Eddie nodded. That was probably it. He’d find out for sure soon enough. His men continued the demolition prep for nearly two more hours, carefully packing the entire surface with explosives. Eddie ordered in spotlights and prepared to blow it up right then, but Lazzo reasoned with him to wait, “so they could see better in the daylight.” It made sense. It was already close to nine at this point, and there still had been no signs of life. His men had earned some intermittent rest. If it were as he suspected, the people in the bunker would still be dead in the morning.
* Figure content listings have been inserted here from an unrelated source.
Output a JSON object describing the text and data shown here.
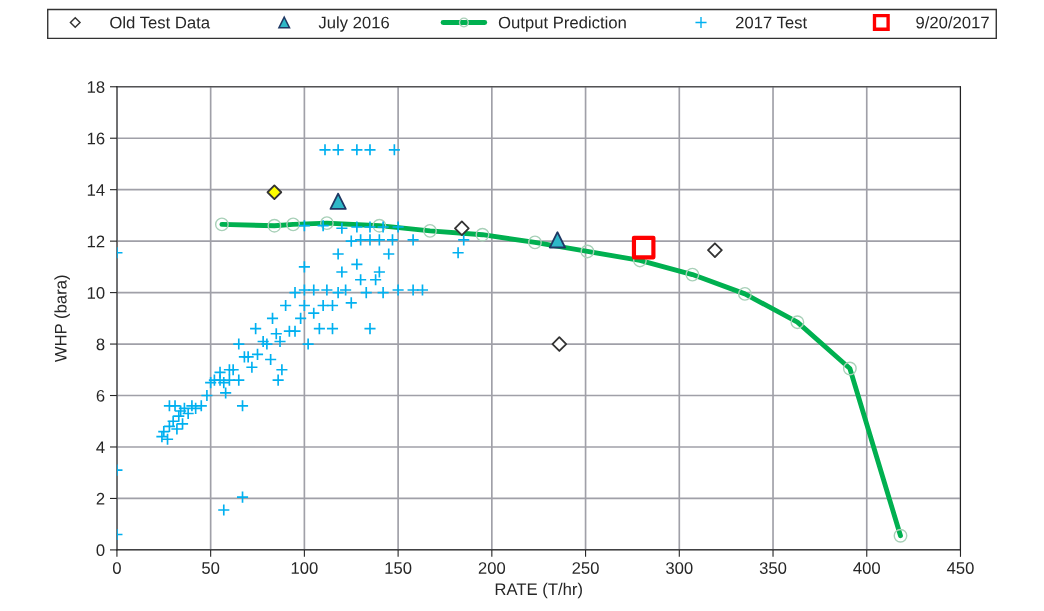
{
  "chart_data": {
    "type": "scatter",
    "xlabel": "RATE (T/hr)",
    "ylabel": "WHP (bara)",
    "xlim": [
      0,
      450
    ],
    "xticks": [
      0,
      50,
      100,
      150,
      200,
      250,
      300,
      350,
      400,
      450
    ],
    "ylim": [
      0,
      18
    ],
    "yticks": [
      0,
      2,
      4,
      6,
      8,
      10,
      12,
      14,
      16,
      18
    ],
    "grid": true,
    "legend": "top",
    "series": [
      {
        "name": "Old Test Data",
        "marker": "diamond",
        "color": "#333333",
        "colors": [
          "#ffff00",
          "#ffffff",
          "#ffffff",
          "#ffffff"
        ],
        "x": [
          84,
          184,
          236,
          319
        ],
        "values": [
          13.9,
          12.5,
          8.0,
          11.65
        ]
      },
      {
        "name": "July 2016",
        "marker": "triangle",
        "color": "#1f3864",
        "colors": [
          "#2eb8c8",
          "#2eb8c8"
        ],
        "x": [
          118,
          235
        ],
        "values": [
          13.55,
          12.05
        ]
      },
      {
        "name": "Output Prediction",
        "type": "line",
        "marker": "circle",
        "color": "#00b050",
        "x": [
          56,
          84,
          94,
          112,
          140,
          167,
          195,
          223,
          251,
          279,
          307,
          335,
          363,
          391,
          418
        ],
        "values": [
          12.65,
          12.6,
          12.65,
          12.7,
          12.6,
          12.4,
          12.25,
          11.95,
          11.6,
          11.25,
          10.7,
          9.95,
          8.85,
          7.05,
          0.55
        ]
      },
      {
        "name": "2017 Test",
        "marker": "cross",
        "color": "#00b0f0",
        "x": [
          0,
          0,
          0,
          57,
          67,
          111,
          118,
          128,
          135,
          148,
          24,
          25,
          27,
          28,
          30,
          32,
          33,
          35,
          36,
          38,
          40,
          42,
          45,
          28,
          31,
          34,
          50,
          52,
          55,
          57,
          60,
          62,
          65,
          67,
          70,
          72,
          75,
          78,
          80,
          82,
          85,
          87,
          88,
          90,
          92,
          95,
          98,
          100,
          102,
          105,
          108,
          110,
          112,
          115,
          118,
          120,
          122,
          125,
          128,
          130,
          133,
          135,
          138,
          140,
          142,
          145,
          150,
          158,
          163,
          118,
          125,
          130,
          135,
          140,
          147,
          158,
          182,
          185,
          100,
          110,
          120,
          128,
          135,
          142,
          150,
          60,
          65,
          68,
          74,
          83,
          86,
          95,
          100,
          105,
          100,
          115,
          58,
          48,
          55
        ],
        "values": [
          11.55,
          3.1,
          0.6,
          1.55,
          2.05,
          15.55,
          15.55,
          15.55,
          15.55,
          15.55,
          4.4,
          4.6,
          4.3,
          4.8,
          5.0,
          4.7,
          5.2,
          4.9,
          5.5,
          5.3,
          5.6,
          5.5,
          5.6,
          5.6,
          5.6,
          5.4,
          6.5,
          6.6,
          6.9,
          6.5,
          6.6,
          7.0,
          6.6,
          5.6,
          7.5,
          7.1,
          7.6,
          8.1,
          8.0,
          7.4,
          8.4,
          8.1,
          7.0,
          9.5,
          8.5,
          8.5,
          9.0,
          9.5,
          8.0,
          9.2,
          8.6,
          9.5,
          10.1,
          9.5,
          10.0,
          10.8,
          10.1,
          9.6,
          11.1,
          10.5,
          10.0,
          8.6,
          10.5,
          10.8,
          10.0,
          11.5,
          10.1,
          10.1,
          10.1,
          11.5,
          12.0,
          12.05,
          12.05,
          12.05,
          12.05,
          12.05,
          11.55,
          12.05,
          12.6,
          12.6,
          12.5,
          12.55,
          12.55,
          12.55,
          12.55,
          7.0,
          8.0,
          7.5,
          8.6,
          9.0,
          6.6,
          10.0,
          11.0,
          10.1,
          10.1,
          8.6,
          6.1,
          6.0,
          6.6
        ]
      },
      {
        "name": "9/20/2017",
        "marker": "square",
        "color": "#ff0000",
        "colors": [
          "#ffffff"
        ],
        "x": [
          281
        ],
        "values": [
          11.75
        ]
      }
    ]
  }
}
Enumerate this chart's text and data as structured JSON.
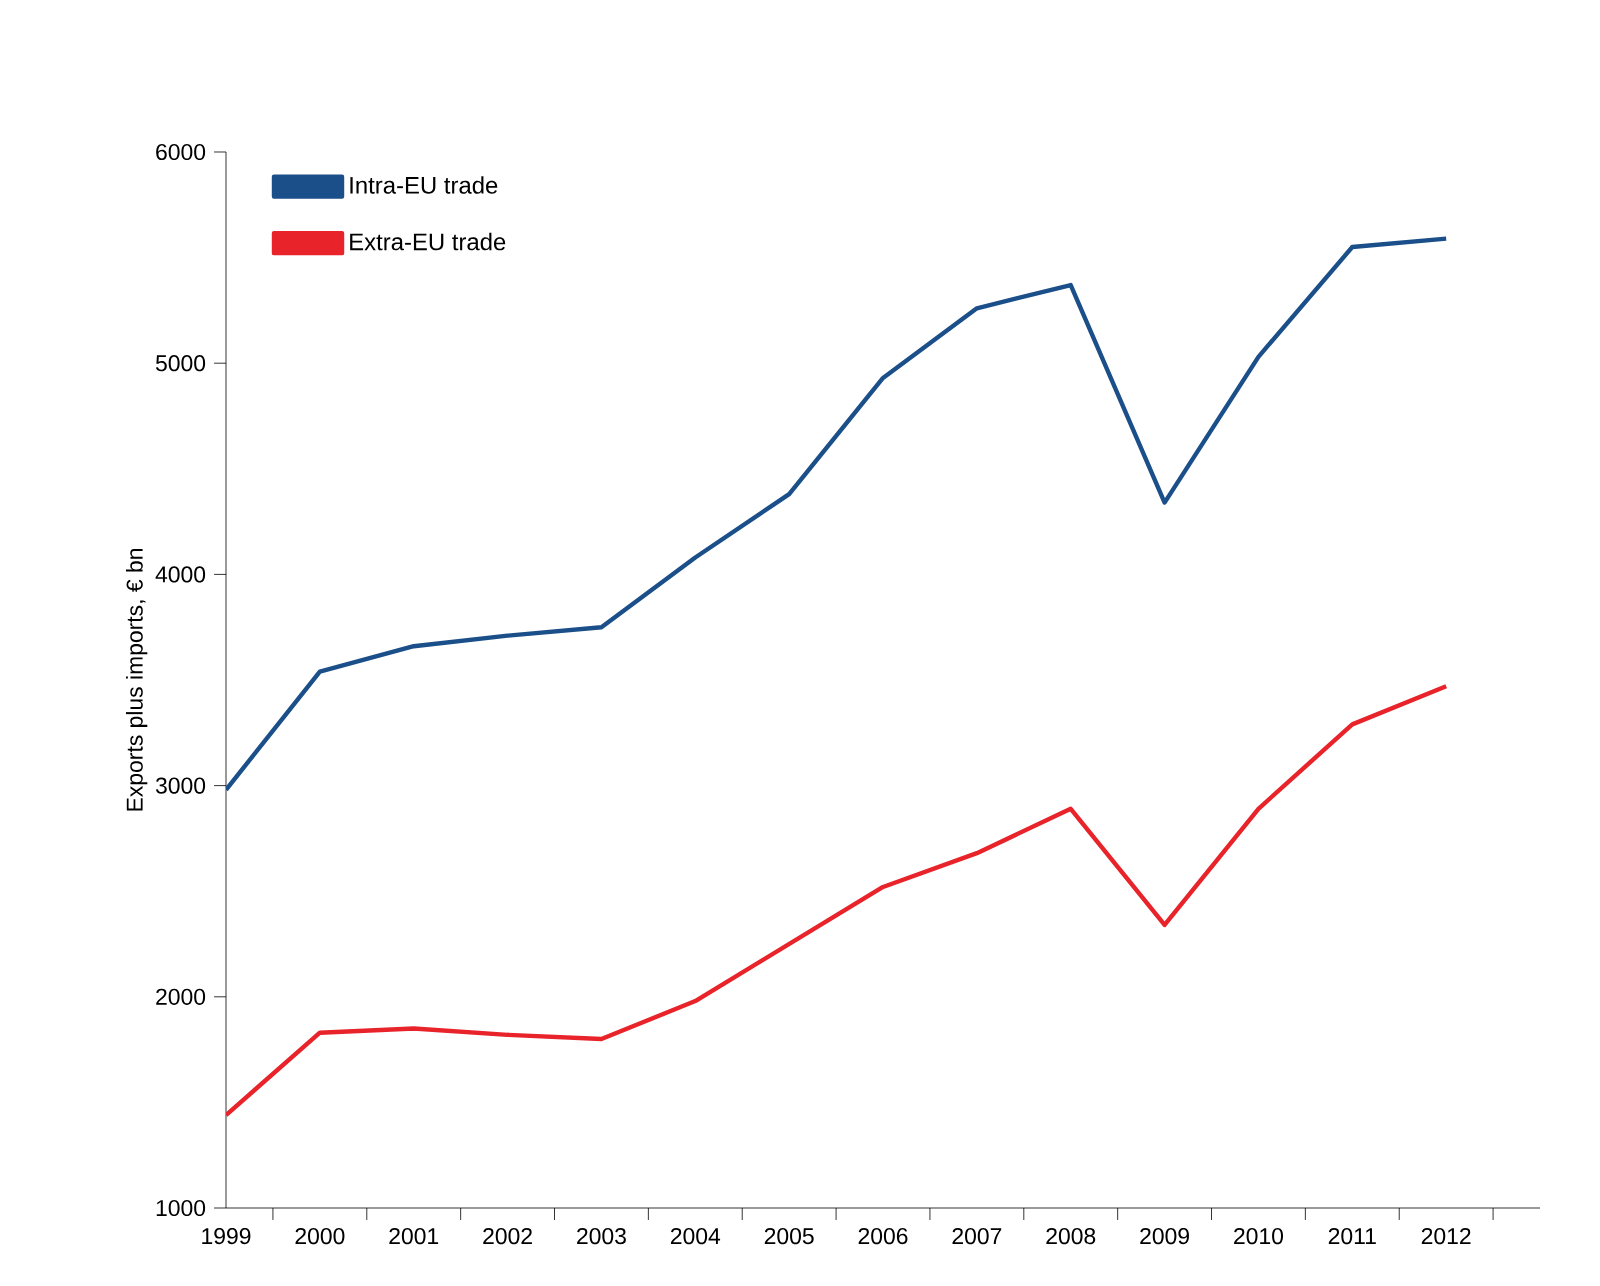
{
  "chart_data": {
    "type": "line",
    "ylabel": "Exports plus imports, € bn",
    "categories": [
      "1999",
      "2000",
      "2001",
      "2002",
      "2003",
      "2004",
      "2005",
      "2006",
      "2007",
      "2008",
      "2009",
      "2010",
      "2011",
      "2012"
    ],
    "series": [
      {
        "name": "Intra-EU trade",
        "color": "#1b4f8a",
        "values": [
          2980,
          3540,
          3660,
          3710,
          3750,
          4080,
          4380,
          4930,
          5260,
          5370,
          4340,
          5030,
          5550,
          5590
        ]
      },
      {
        "name": "Extra-EU trade",
        "color": "#e8232a",
        "values": [
          1440,
          1830,
          1850,
          1820,
          1800,
          1980,
          2250,
          2520,
          2680,
          2890,
          2340,
          2890,
          3290,
          3470
        ]
      }
    ],
    "ylim": [
      1000,
      6000
    ],
    "yticks": [
      1000,
      2000,
      3000,
      4000,
      5000,
      6000
    ],
    "grid": false,
    "legend": "top left",
    "marker": "none",
    "line_style": "solid"
  }
}
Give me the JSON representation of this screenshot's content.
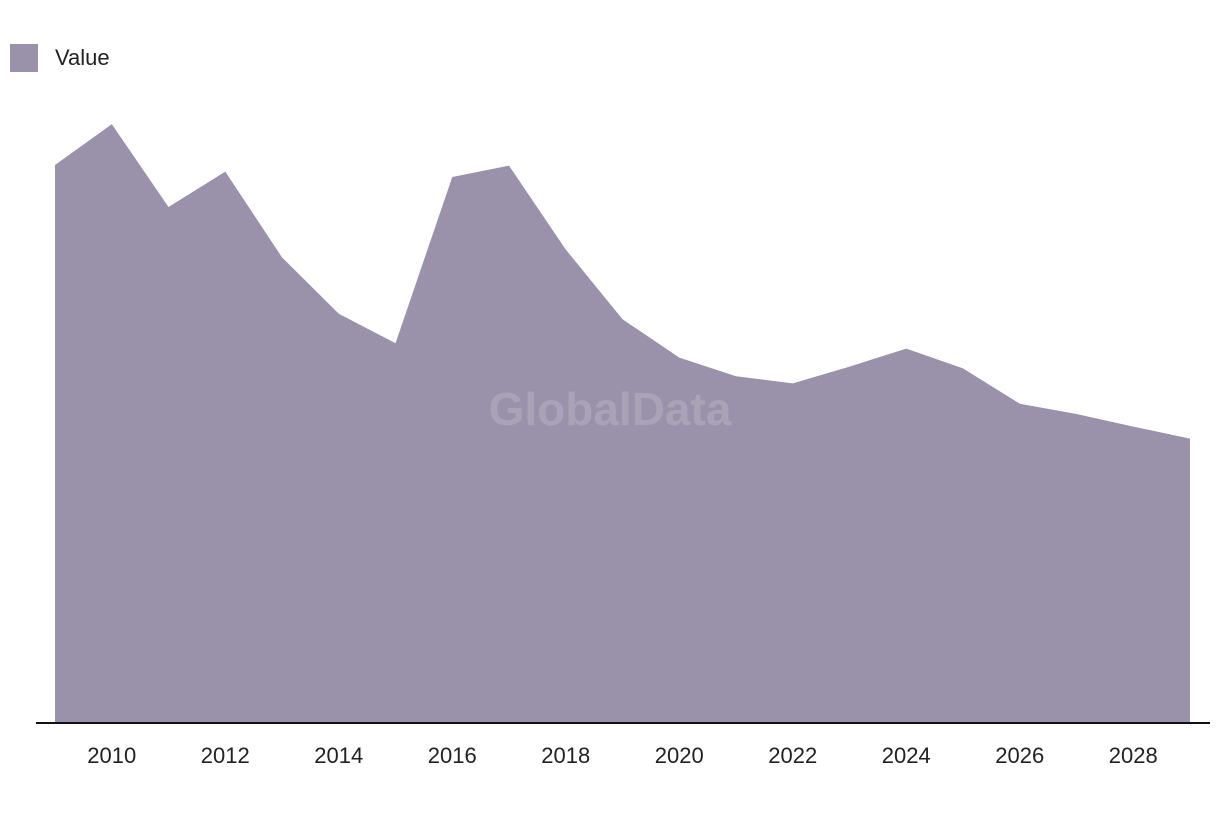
{
  "watermark": "GlobalData",
  "colors": {
    "area": "#9a91aa",
    "axis": "#111111",
    "text": "#222222"
  },
  "chart_data": {
    "type": "area",
    "title": "",
    "xlabel": "",
    "ylabel": "",
    "x": [
      2009,
      2010,
      2011,
      2012,
      2013,
      2014,
      2015,
      2016,
      2017,
      2018,
      2019,
      2020,
      2021,
      2022,
      2023,
      2024,
      2025,
      2026,
      2027,
      2028,
      2029
    ],
    "series": [
      {
        "name": "Value",
        "values": [
          93.0,
          99.8,
          86.0,
          91.9,
          77.6,
          68.2,
          63.3,
          91.0,
          92.9,
          78.9,
          67.3,
          60.9,
          57.8,
          56.6,
          59.4,
          62.4,
          59.1,
          53.2,
          51.5,
          49.4,
          47.4
        ]
      }
    ],
    "xticks": [
      "2010",
      "2012",
      "2014",
      "2016",
      "2018",
      "2020",
      "2022",
      "2024",
      "2026",
      "2028"
    ],
    "xlim": [
      2009,
      2029
    ],
    "ylim": [
      0,
      100
    ],
    "grid": false,
    "legend": "top-left"
  }
}
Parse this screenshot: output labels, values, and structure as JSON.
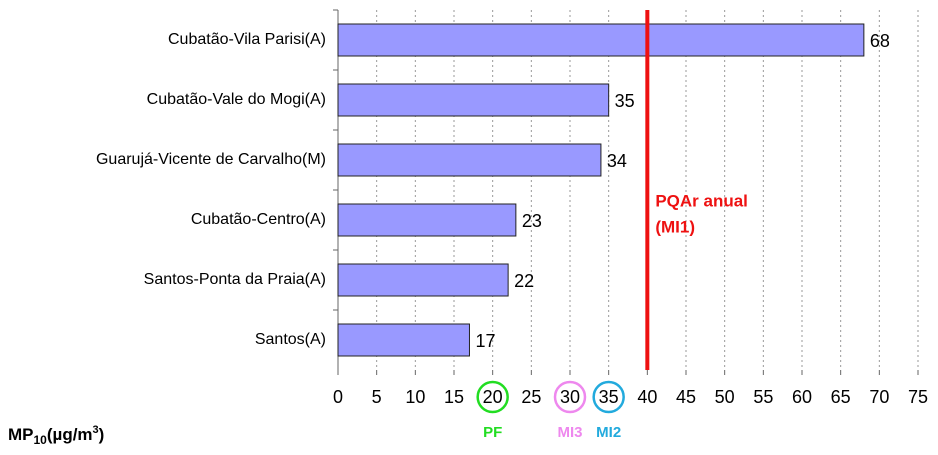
{
  "chart_data": {
    "type": "barh",
    "categories": [
      "Cubatão-Vila Parisi(A)",
      "Cubatão-Vale do Mogi(A)",
      "Guarujá-Vicente de Carvalho(M)",
      "Cubatão-Centro(A)",
      "Santos-Ponta da Praia(A)",
      "Santos(A)"
    ],
    "values": [
      68,
      35,
      34,
      23,
      22,
      17
    ],
    "color": "#9999ff",
    "xlim": [
      0,
      75
    ],
    "xticks": [
      0,
      5,
      10,
      15,
      20,
      25,
      30,
      35,
      40,
      45,
      50,
      55,
      60,
      65,
      70,
      75
    ],
    "grid": true,
    "x_label": {
      "main": "MP",
      "sub": "10",
      "rest": "(µg/m",
      "sup": "3",
      "end": ")"
    },
    "reference_line": {
      "value": 40,
      "color": "#ee1111",
      "label": [
        "PQAr anual",
        "(MI1)"
      ]
    },
    "highlighted_ticks": [
      {
        "value": 20,
        "label": "PF",
        "color": "#22dd22"
      },
      {
        "value": 30,
        "label": "MI3",
        "color": "#ee88ee"
      },
      {
        "value": 35,
        "label": "MI2",
        "color": "#22aadd"
      }
    ]
  }
}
Nonetheless, on the off chance he was wrong, he set up a half-mile perimeter around the bunker, with his men in active patrol around it. They would keep watch throughout the night, just in case. This would guarantee no one escaped before dawn. After verifying the existence and identities of the bodies, he’d be comfortable continuing their assigned loop through North Dakota. Captain Eddie went back to the tent where he’d set up the enhanced THIRST system—combining two systems increased the range and power by 50 percent. He looked at the screen and saw nothing. That seemed reasonable now. They’d wiped out the entire area. There was only one place the people could still be, and dead bodies wouldn’t show up on the screen. He shut the system off and lay down on his cot. A few hours of sleep would do him good. No one would need him before morning anyway.
———
The five remaining cameras confirmed our fears. We were surrounded well beyond the boulder exit. As far as I knew there was no way out.
I stared at a family photo on the wall, of Sam, Isaac, and their wives, the six grandkids, Wes and a beautiful young woman on his arm. He had clearly robbed the cradle. His wife looked no older than me, which explained the youth of his sons. I felt bad for Wes and his boys. They had already lost a lot in this and definitely didn’t have to step out and bring us here. If we’d have tried to run or refused to come here he wouldn’t be in this situation now. I felt like I needed to apologize to them.
Wes would have none of it. He put his hand on my shoulder. “Ryan. We’re all in this together. We made a choice,” He motioned to his sons. “And all three of us believe it was the right one.” His boys nodded.